14. Exclusion of Implied Warranties

To the extent permitted by law, Seller disclaims implied warranties of merchantability and fitness. Seller is not responsible for product liability, business interruption, consequential loss, or loss of profit. Seller’s maximum liability is limited to a refund of amounts paid for the delayed or defective portion.

15. Jurisdiction

Transactions are governed by the laws of the State of California. Parties consent to jurisdiction in the courts of Los Angeles, California, without limiting Seller’s right to sue in Buyer’s domicile. (Arbitration provisions below remain in effect.)

16. Arbitration
  • Upon demand of either party, any claim/dispute between Seller and Buyer (including affiliates, successors, agents) will be resolved by binding arbitration.
  • Parties knowingly waive the right to a judge or jury trial.
  • Each party bears its own costs/attorneys’ fees unless otherwise ordered by the arbitrator per applicable law.
Non-Disclosure Agreement (NDA)

Effective: 01/01/2023

Owner (Bamboo is Better Inc.) may disclose Confidential Information to Recipient (Buyer). Recipient will protect Confidential Information and use it only for the business relationship. Confidential Information includes non-public business, technical, and financial information, sales leads, product ideas, IP, and customer lists.

Exclusions: public information; rightfully received third-party information; independently developed information; legally compelled disclosures; Owner-approved disclosures; and written mutual exclusions.

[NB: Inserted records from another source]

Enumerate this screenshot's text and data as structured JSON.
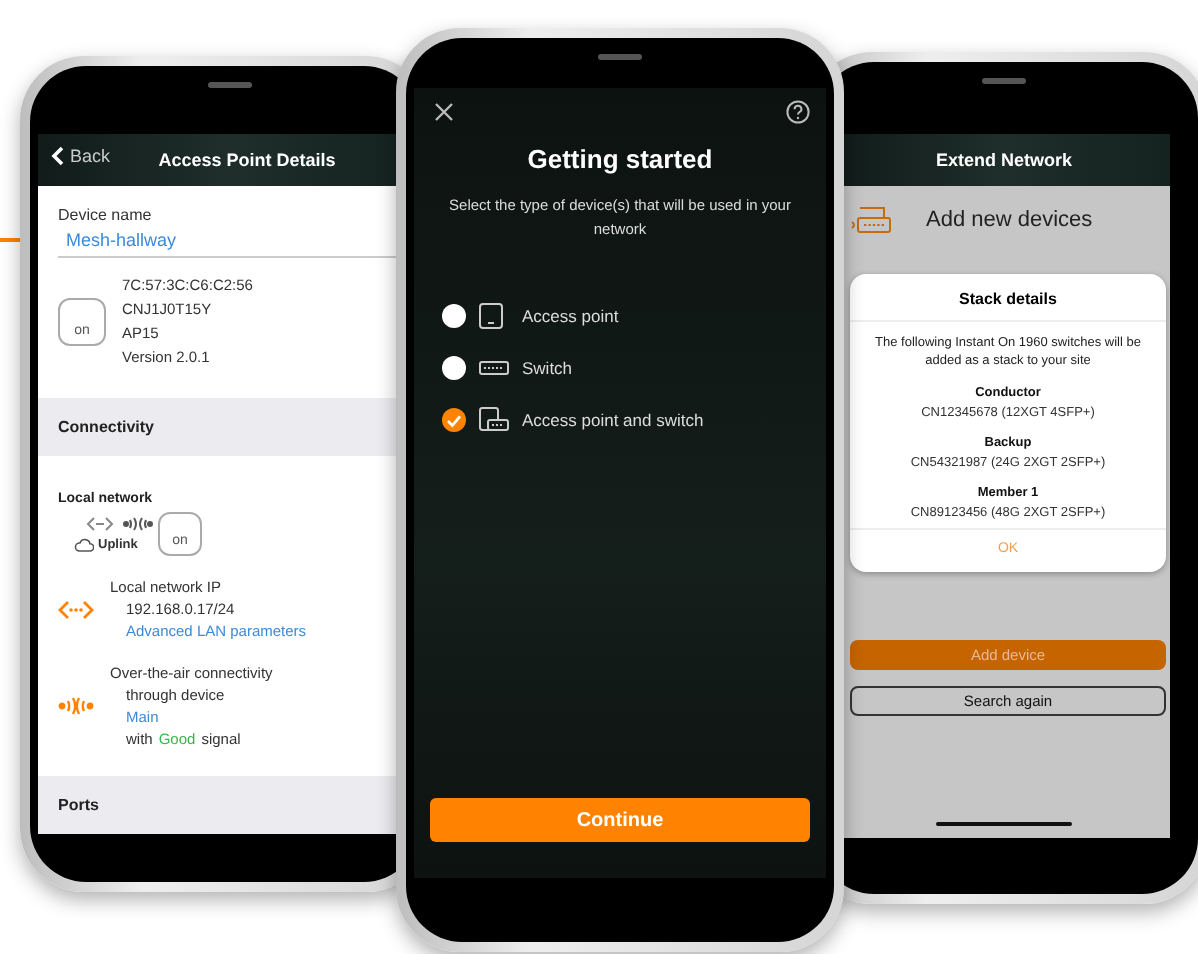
{
  "left_screen": {
    "back": "Back",
    "title": "Access Point Details",
    "device_name_label": "Device name",
    "device_name": "Mesh-hallway",
    "device_logo": "on",
    "device_info": [
      "7C:57:3C:C6:C2:56",
      "CNJ1J0T15Y",
      "AP15",
      "Version 2.0.1"
    ],
    "section_connectivity": "Connectivity",
    "local_network": {
      "title": "Local network",
      "uplink": "Uplink",
      "device_logo": "on"
    },
    "ip": {
      "label": "Local network IP",
      "value": "192.168.0.17/24",
      "link": "Advanced LAN parameters"
    },
    "ota": {
      "label": "Over-the-air connectivity",
      "through": "through device",
      "link": "Main",
      "signal_prefix": "with",
      "signal_quality": "Good",
      "signal_suffix": "signal"
    },
    "section_ports": "Ports"
  },
  "center_screen": {
    "title": "Getting started",
    "subtitle": "Select the type of device(s) that will be used in your network",
    "options": [
      {
        "kind": "access-point",
        "label": "Access point",
        "selected": false
      },
      {
        "kind": "switch",
        "label": "Switch",
        "selected": false
      },
      {
        "kind": "both",
        "label": "Access point and switch",
        "selected": true
      }
    ],
    "button": "Continue"
  },
  "right_screen": {
    "title": "Extend Network",
    "heading": "Add new devices",
    "dialog": {
      "title": "Stack details",
      "message": "The following Instant On 1960 switches will be added as a stack to your site",
      "members": [
        {
          "role": "Conductor",
          "value": "CN12345678 (12XGT 4SFP+)"
        },
        {
          "role": "Backup",
          "value": "CN54321987 (24G 2XGT 2SFP+)"
        },
        {
          "role": "Member 1",
          "value": "CN89123456 (48G 2XGT 2SFP+)"
        }
      ],
      "ok": "OK"
    },
    "add_button": "Add device",
    "search_button": "Search again"
  }
}
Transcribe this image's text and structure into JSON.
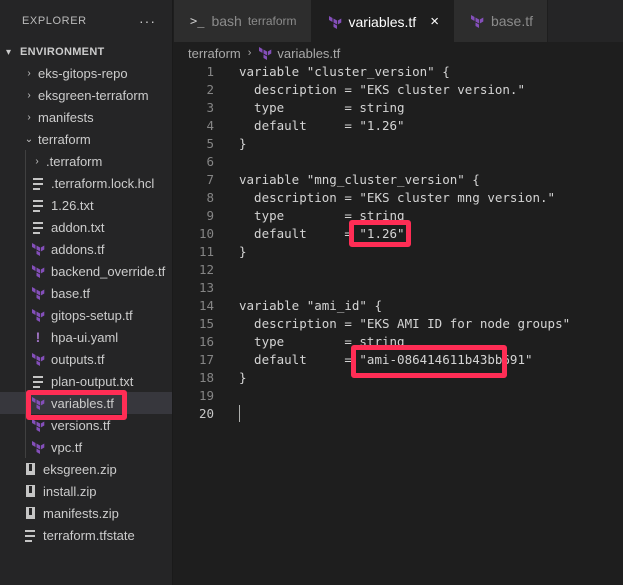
{
  "explorer": {
    "title": "EXPLORER",
    "more": "···",
    "section": "ENVIRONMENT",
    "items": [
      {
        "label": "eks-gitops-repo",
        "type": "folder"
      },
      {
        "label": "eksgreen-terraform",
        "type": "folder"
      },
      {
        "label": "manifests",
        "type": "folder"
      },
      {
        "label": "terraform",
        "type": "folder-open"
      },
      {
        "label": ".terraform",
        "type": "folder"
      },
      {
        "label": ".terraform.lock.hcl",
        "type": "file"
      },
      {
        "label": "1.26.txt",
        "type": "file"
      },
      {
        "label": "addon.txt",
        "type": "file"
      },
      {
        "label": "addons.tf",
        "type": "tf"
      },
      {
        "label": "backend_override.tf",
        "type": "tf"
      },
      {
        "label": "base.tf",
        "type": "tf"
      },
      {
        "label": "gitops-setup.tf",
        "type": "tf"
      },
      {
        "label": "hpa-ui.yaml",
        "type": "yaml"
      },
      {
        "label": "outputs.tf",
        "type": "tf"
      },
      {
        "label": "plan-output.txt",
        "type": "file"
      },
      {
        "label": "variables.tf",
        "type": "tf"
      },
      {
        "label": "versions.tf",
        "type": "tf"
      },
      {
        "label": "vpc.tf",
        "type": "tf"
      },
      {
        "label": "eksgreen.zip",
        "type": "zip"
      },
      {
        "label": "install.zip",
        "type": "zip"
      },
      {
        "label": "manifests.zip",
        "type": "zip"
      },
      {
        "label": "terraform.tfstate",
        "type": "file"
      }
    ]
  },
  "tabs": [
    {
      "label": "bash",
      "description": "terraform",
      "icon": "terminal-icon"
    },
    {
      "label": "variables.tf",
      "icon": "terraform-icon",
      "close": "×"
    },
    {
      "label": "base.tf",
      "icon": "terraform-icon"
    }
  ],
  "breadcrumb": {
    "folder": "terraform",
    "file": "variables.tf"
  },
  "code_lines": [
    {
      "n": "1",
      "text": "variable \"cluster_version\" {"
    },
    {
      "n": "2",
      "text": "  description = \"EKS cluster version.\""
    },
    {
      "n": "3",
      "text": "  type        = string"
    },
    {
      "n": "4",
      "text": "  default     = \"1.26\""
    },
    {
      "n": "5",
      "text": "}"
    },
    {
      "n": "6",
      "text": ""
    },
    {
      "n": "7",
      "text": "variable \"mng_cluster_version\" {"
    },
    {
      "n": "8",
      "text": "  description = \"EKS cluster mng version.\""
    },
    {
      "n": "9",
      "text": "  type        = string"
    },
    {
      "n": "10",
      "text": "  default     = \"1.26\""
    },
    {
      "n": "11",
      "text": "}"
    },
    {
      "n": "12",
      "text": ""
    },
    {
      "n": "13",
      "text": ""
    },
    {
      "n": "14",
      "text": "variable \"ami_id\" {"
    },
    {
      "n": "15",
      "text": "  description = \"EKS AMI ID for node groups\""
    },
    {
      "n": "16",
      "text": "  type        = string"
    },
    {
      "n": "17",
      "text": "  default     = \"ami-086414611b43bb691\""
    },
    {
      "n": "18",
      "text": "}"
    },
    {
      "n": "19",
      "text": ""
    },
    {
      "n": "20",
      "text": ""
    }
  ],
  "colors": {
    "highlight": "#ff2d55",
    "terraform": "#844fba"
  }
}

  • Protection: No disclosure, copying, or modification without written consent; notify Owner of unauthorized use; limit access to employees with a need-to-know under similar NDA.
  • Injunction: Owner may seek injunctive relief for threatened/actual breaches.
  • Non-circumvention: For 5 years after termination, Recipient will not solicit Owner’s contacts to circumvent Owner.
  • Return: Upon request, Recipient will return/destroy all Confidential Information and certify return.
  • No Warranty: Information is provided “as is”; no implied warranties; no liability for use.
  • IP: No license granted beyond limited use; all rights remain with Owner.
  • Indemnity: Each party indemnifies the other for material breach.
  • Term: Obligations survive for 5 years after termination; protection of information received during the term survives indefinitely as appropriate.
  • Whistleblower: DTSA immunity for certain government/attorney disclosures and sealed filings.
  • Governing Law / ADR: California; ADR aligns with the parties’ ICA.